There are irregular sightings at Nkuhlu of the secretive African Finfoot, which appears to be quite common along the Sabie River but extremely rare elsewhere. This shy bird is distinguished from darters and cormorants by its bright orange legs. For a waterbird, the African Finfoot is a surprisingly good tree climber, moving dexterously along branches and nesting in thick foliage above riverine pools. It is mostly an insect-eater but has been recorded killing small snakes. (See Skukuza to Nkuhlu.)

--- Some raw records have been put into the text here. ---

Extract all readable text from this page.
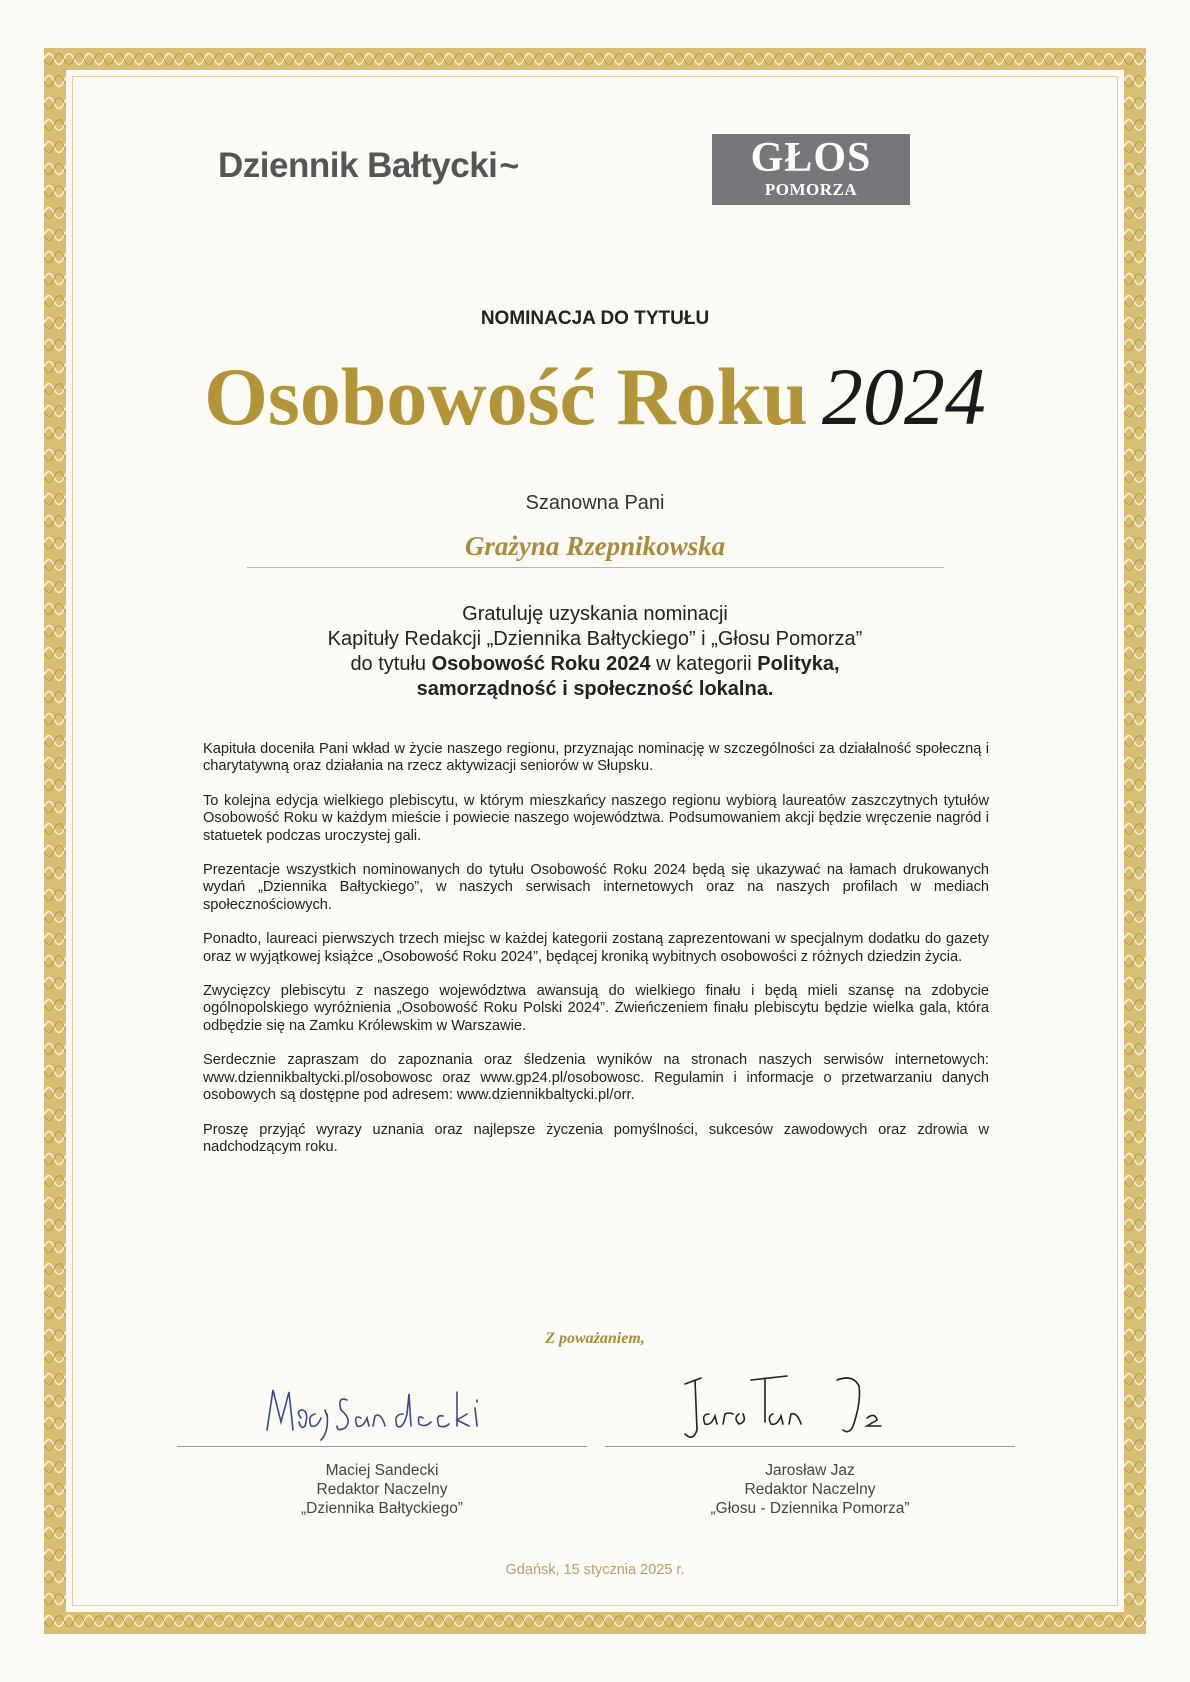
Dziennik Bałtycki ~	GŁOS
POMORZA
NOMINACJA DO TYTUŁU
Osobowość Roku 2024
Szanowna Pani
Grażyna Rzepnikowska
Gratuluję uzyskania nominacji
Kapituły Redakcji „Dziennika Bałtyckiego” i „Głosu Pomorza”
do tytułu Osobowość Roku 2024 w kategorii Polityka,
samorządność i społeczność lokalna.

Kapituła doceniła Pani wkład w życie naszego regionu, przyznając nominację w szczególności za działalność społeczną i charytatywną oraz działania na rzecz aktywizacji seniorów w Słupsku.

To kolejna edycja wielkiego plebiscytu, w którym mieszkańcy naszego regionu wybiorą laureatów zaszczytnych tytułów Osobowość Roku w każdym mieście i powiecie naszego województwa. Podsumowaniem akcji będzie wręczenie nagród i statuetek podczas uroczystej gali.

Prezentacje wszystkich nominowanych do tytułu Osobowość Roku 2024 będą się ukazywać na łamach drukowanych wydań „Dziennika Bałtyckiego”, w naszych serwisach internetowych oraz na naszych profilach w mediach społecznościowych.

Ponadto, laureaci pierwszych trzech miejsc w każdej kategorii zostaną zaprezentowani w specjalnym dodatku do gazety oraz w wyjątkowej książce „Osobowość Roku 2024”, będącej kroniką wybitnych osobowości z różnych dziedzin życia.

Zwycięzcy plebiscytu z naszego województwa awansują do wielkiego finału i będą mieli szansę na zdobycie ogólnopolskiego wyróżnienia „Osobowość Roku Polski 2024”. Zwieńczeniem finału plebiscytu będzie wielka gala, która odbędzie się na Zamku Królewskim w Warszawie.

Serdecznie zapraszam do zapoznania oraz śledzenia wyników na stronach naszych serwisów internetowych: www.dziennikbaltycki.pl/osobowosc oraz www.gp24.pl/osobowosc. Regulamin i informacje o przetwarzaniu danych osobowych są dostępne pod adresem: www.dziennikbaltycki.pl/orr.

Proszę przyjąć wyrazy uznania oraz najlepsze życzenia pomyślności, sukcesów zawodowych oraz zdrowia w nadchodzącym roku.

Z poważaniem,
Maciej Sandecki
Redaktor Naczelny
„Dziennika Bałtyckiego”
Jarosław Jaz
Redaktor Naczelny
„Głosu - Dziennika Pomorza”
Gdańsk, 15 stycznia 2025 r.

Lower Sabie to Skukuza via Salitjie Road (S30)
This dirt road through the lightly wooded grassland is a quieter alternative to the main road between Lower Sabie and Skukuza via Nkuhlu – but has far less river frontage. It crosses the lightly-wooded grassland plains on the northern catchment slopes of the Sabie River. The road climbs and dips over a series of long, rolling ascents and descents through the contours of the Sabie River valley where the landscape shifts from bushwillow and Round-leaved Bloodwood scrub in the east to the mixed Knob-thorn woodland of central Kruger.
Rollers and Southern Yellow-billed Hornbills are plentiful on this road of tall trees and rich climax grassland until it reaches the northern bank of the Sabie River. There are several lookout points shaded by wonderful Natal-mahoganies, Leadwoods, Red Ivories and Sycamore Figs. The African Finfoot lurks in the quieter pools. In summer Wahlberg’s Eagle and Yellow-billed Kite cruise above the river.
The Snake Bird
The African Darter (Anhinga melanogaster) is also known as the ‘Snake Bird’ because of its slender neck and habit of swimming in the water with only the neck showing. It can spend up to a minute underwater when catching fish. It spears them with its sharp bill and brings them to the surface to eat. Its characteristic open-winged pose is not only to dry itself off but to aid digestion after eating its prey.